We spent a couple of days at Isla San Francisco then with a northwest breeze in the forecast we headed south to La Paz where we plan to stay for a couple of weeks. Once outside the bay, I was all set to hoist the mainsail when the wind suddenly turned around and blew out of the south against the prevailing northerly swell which made for a bumpy ride to La Paz. On the way we spotted "Venus", the mega yacht that was built for Steve Jobs anchored just outside the harbor.
Venus is 256' long and the interior styling was done by Philippe Starck, who also did the interior on our last boat, Honcho. Venus is reputed to have cost $100 million Euros.

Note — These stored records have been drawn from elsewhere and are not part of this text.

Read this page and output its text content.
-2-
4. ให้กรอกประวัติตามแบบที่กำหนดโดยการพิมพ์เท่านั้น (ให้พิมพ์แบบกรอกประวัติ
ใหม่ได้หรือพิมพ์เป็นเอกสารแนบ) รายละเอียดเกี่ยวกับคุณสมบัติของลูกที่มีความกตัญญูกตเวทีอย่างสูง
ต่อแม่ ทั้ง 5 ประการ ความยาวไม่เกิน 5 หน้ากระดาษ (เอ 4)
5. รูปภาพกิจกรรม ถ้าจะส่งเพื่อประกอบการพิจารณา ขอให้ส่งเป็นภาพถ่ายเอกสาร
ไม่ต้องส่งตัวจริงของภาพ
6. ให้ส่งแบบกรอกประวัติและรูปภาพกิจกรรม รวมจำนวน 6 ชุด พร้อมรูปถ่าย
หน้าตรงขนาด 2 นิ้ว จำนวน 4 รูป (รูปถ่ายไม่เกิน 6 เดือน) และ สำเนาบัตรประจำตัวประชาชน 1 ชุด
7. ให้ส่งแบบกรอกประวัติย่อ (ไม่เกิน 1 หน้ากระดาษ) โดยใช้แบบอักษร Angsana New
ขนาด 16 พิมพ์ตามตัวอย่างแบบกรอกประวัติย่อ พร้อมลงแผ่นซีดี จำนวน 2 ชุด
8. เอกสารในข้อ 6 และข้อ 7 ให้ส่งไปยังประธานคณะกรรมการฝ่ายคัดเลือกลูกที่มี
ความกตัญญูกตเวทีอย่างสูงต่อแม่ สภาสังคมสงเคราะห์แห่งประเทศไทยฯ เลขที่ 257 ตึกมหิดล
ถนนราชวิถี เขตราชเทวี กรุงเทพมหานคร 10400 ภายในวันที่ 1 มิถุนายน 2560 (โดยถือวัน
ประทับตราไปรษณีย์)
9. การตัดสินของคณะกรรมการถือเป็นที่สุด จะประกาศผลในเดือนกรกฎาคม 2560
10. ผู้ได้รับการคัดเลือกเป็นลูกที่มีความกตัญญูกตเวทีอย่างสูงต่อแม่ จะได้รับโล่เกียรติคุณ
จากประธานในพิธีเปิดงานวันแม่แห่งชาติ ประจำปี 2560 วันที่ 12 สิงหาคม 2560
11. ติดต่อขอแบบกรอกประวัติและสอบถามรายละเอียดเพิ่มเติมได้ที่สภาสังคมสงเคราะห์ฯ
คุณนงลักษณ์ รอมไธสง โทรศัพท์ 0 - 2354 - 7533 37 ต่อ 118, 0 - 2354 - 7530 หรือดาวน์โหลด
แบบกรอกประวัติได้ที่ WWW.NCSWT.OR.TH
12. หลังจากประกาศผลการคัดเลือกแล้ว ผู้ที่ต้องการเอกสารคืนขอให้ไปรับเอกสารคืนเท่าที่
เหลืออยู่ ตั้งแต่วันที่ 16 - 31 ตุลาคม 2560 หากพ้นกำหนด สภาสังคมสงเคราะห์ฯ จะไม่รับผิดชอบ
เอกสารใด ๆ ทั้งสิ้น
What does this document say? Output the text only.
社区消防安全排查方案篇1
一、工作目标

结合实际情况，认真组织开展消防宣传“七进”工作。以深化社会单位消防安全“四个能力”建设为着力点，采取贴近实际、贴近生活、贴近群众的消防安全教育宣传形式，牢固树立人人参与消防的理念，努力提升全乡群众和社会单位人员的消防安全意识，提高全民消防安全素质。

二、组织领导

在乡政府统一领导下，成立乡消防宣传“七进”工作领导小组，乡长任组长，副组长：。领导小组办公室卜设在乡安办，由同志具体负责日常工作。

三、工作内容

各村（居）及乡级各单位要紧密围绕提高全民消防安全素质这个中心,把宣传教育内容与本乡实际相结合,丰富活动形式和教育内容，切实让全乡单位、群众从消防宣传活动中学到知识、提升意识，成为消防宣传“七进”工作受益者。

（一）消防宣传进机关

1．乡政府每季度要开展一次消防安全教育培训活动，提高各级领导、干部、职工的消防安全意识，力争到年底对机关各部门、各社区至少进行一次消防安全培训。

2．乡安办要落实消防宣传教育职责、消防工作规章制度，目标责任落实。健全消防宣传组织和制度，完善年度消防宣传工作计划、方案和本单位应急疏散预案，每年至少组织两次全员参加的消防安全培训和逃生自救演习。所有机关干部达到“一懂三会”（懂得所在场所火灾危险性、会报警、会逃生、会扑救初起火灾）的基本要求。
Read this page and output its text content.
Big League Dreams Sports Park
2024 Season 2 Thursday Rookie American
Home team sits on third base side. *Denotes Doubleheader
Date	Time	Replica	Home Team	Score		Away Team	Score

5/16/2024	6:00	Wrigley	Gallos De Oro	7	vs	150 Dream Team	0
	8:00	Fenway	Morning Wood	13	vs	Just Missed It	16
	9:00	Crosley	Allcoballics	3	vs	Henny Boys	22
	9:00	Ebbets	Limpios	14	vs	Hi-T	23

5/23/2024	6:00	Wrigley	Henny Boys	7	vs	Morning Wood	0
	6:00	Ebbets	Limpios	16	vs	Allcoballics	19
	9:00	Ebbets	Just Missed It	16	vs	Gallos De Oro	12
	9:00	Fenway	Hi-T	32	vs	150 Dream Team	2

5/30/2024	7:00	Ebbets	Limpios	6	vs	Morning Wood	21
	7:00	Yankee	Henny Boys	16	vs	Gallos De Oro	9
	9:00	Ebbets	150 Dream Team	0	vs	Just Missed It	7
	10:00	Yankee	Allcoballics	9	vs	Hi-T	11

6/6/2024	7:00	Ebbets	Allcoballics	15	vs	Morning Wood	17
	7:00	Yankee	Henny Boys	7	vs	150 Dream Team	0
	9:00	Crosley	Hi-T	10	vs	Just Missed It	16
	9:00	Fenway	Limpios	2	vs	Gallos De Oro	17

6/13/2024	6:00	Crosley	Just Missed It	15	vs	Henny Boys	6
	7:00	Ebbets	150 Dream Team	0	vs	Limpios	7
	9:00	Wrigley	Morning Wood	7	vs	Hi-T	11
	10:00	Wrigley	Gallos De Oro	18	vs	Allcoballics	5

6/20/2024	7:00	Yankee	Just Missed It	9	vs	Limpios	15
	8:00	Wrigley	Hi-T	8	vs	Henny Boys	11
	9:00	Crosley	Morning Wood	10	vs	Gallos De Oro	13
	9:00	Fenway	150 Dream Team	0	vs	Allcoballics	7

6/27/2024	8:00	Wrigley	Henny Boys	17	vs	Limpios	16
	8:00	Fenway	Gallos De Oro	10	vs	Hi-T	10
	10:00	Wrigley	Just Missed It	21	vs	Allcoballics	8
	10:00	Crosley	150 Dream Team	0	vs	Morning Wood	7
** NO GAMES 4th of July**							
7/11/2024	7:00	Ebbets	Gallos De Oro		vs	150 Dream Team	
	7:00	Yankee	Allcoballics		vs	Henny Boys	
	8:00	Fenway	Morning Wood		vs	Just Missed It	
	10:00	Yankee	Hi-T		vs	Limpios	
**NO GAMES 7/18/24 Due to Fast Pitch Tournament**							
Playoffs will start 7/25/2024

As we approached the harbor entrance I radioed the harbor master at Marina Palmira that we were a few minutes out. She gave me our slip number and some other info and signed off. So we're coming down the narrow channel at the marina entrance with a fifteen knot tailwind and a dinghy in tow when we noticed a man on the jetty waving to us. Lisa is the sociable one among us so she waved back. Then he started waving harder and she said "I think he's trying to tell us something", but we couldn't make it out, so she went up to the bow to try and get a better understanding of what he was yelling and then suddenly noticed a 15" dredge pipe laying all the way across the channel. So she started waving and yelling at me to "Stop! Back 'er down! Your gonna hit a pipe!". So I slammed the engine into reverse and managed to keep from hitting the pipe, but with fifteen knots up the bum and a dinghy in tow, we were in danger of getting sideways in the channel, which would have been a bad thing since we had rocks on one side and big motor yachts on the other. But I managed to keep the boat lined up in the channel and they moved the dredger enough that we could squeeze by it with three or four feet of clearance on either side.

After we got the boat in the slip, we went up to the office to check in. While we were waiting another boat radioed that they were coming in. I could hear their entire conversation and the nice lady told the skipper what his slip number would be, gave directions on how to get there and signed off without ever mentioning the dredger blocking his way. I told her it would be a good idea to advise the unsuspecting sailor that the channel was blocked. She agreed and made a halfhearted attempted to hail him on the radio, but by then he was most likely in the midst of trying to keep his boat from slamming into the dredge pipe and he didn't answer. You never know when sailing in Mexico is going to become an adventure!

Anyway, we're enjoying la Paz and expect to be here for a couple of weeks. We plan to take in the sights, maybe catch a glimpse of the Mexico 1000 off-road race and tour the East Cape.